29 May 2007

This week in sweet revenge

Progressive Gold found a great story from Colorado about a high school senior yearbook editor who sprung a little surprise on the community when this year's book was published.

The yearbook for the high school in this mountain town near Denver published photos of students smoking marijuana and drinking beer, drawing the ire of parents and administrators.

Hannah Fredrickson, the senior who served as yearbook editor, said she regrets not balancing the yearbook pictures of teenagers smoking pot with pictures of non-drug users. She also said she is sorry about not warning her principal.

But she said people need to know what is going on.

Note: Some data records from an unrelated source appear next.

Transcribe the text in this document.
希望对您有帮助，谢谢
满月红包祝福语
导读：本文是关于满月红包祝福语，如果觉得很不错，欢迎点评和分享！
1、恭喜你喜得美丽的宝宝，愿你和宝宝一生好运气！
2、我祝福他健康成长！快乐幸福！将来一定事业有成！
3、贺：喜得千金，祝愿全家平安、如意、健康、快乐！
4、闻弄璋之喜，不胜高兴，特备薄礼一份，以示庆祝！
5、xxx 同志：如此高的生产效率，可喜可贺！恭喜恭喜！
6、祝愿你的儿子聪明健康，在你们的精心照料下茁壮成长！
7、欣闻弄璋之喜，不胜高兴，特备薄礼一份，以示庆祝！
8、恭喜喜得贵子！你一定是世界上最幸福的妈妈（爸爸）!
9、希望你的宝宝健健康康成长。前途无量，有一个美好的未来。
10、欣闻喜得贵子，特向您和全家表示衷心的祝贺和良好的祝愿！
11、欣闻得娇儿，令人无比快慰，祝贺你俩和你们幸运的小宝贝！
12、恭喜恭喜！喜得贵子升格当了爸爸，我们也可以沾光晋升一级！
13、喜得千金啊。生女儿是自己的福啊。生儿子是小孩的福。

“The point of the yearbook entirely is to cover what happens in the year,” she told KCNC TV. “You’d be surprised at how many children at Conifer High School smoke pot. I wanted to push more for a deeper side of Conifer, which, for a lot of students, is drugs and alcohol,”

I don't really care whether this was some principled stand or a blind stab at revenge, and I'm willing to suspend my disbelief at how this managed to get through the faculty supervisor (if there was one.) My hat's off to her. It takes a lot of fortitude, and a great deal of youthful naivete, to take on the pristine illusion of suburban/small-town American that "all the women are strong, all the men are good-looking, and all the children are above-average, especially mine."

Palau has said everything else in her post that I might have imagined saying, but this reminded me of Robert Lipsyte's March column about college basketball players and how it would only take one team standing out to upend the whole racket.

Six years ago, Sonny Vaccaro said to me, ''The kids these days know what's going on. They also know they're the only ones not getting big dough. If the kids had a plan, they could cut themselves in. All you need is one kid who can rouse the posse.''

That seemed like an invitation to tell him my longtime Final Four fantasy: Just before the title game, the opposing captains demand $50,000 per player from the TV producer. No cash, no game.

The devil chortled at my innocence.

''Almost been there,'' he said. ''Some years ago, one of the Final Four teams had T-shirts and statements ready. The team leader was a terrific spokesman -- he's playing pro now -- but they were upset in the semifinals. But that's their story to tell, not mine."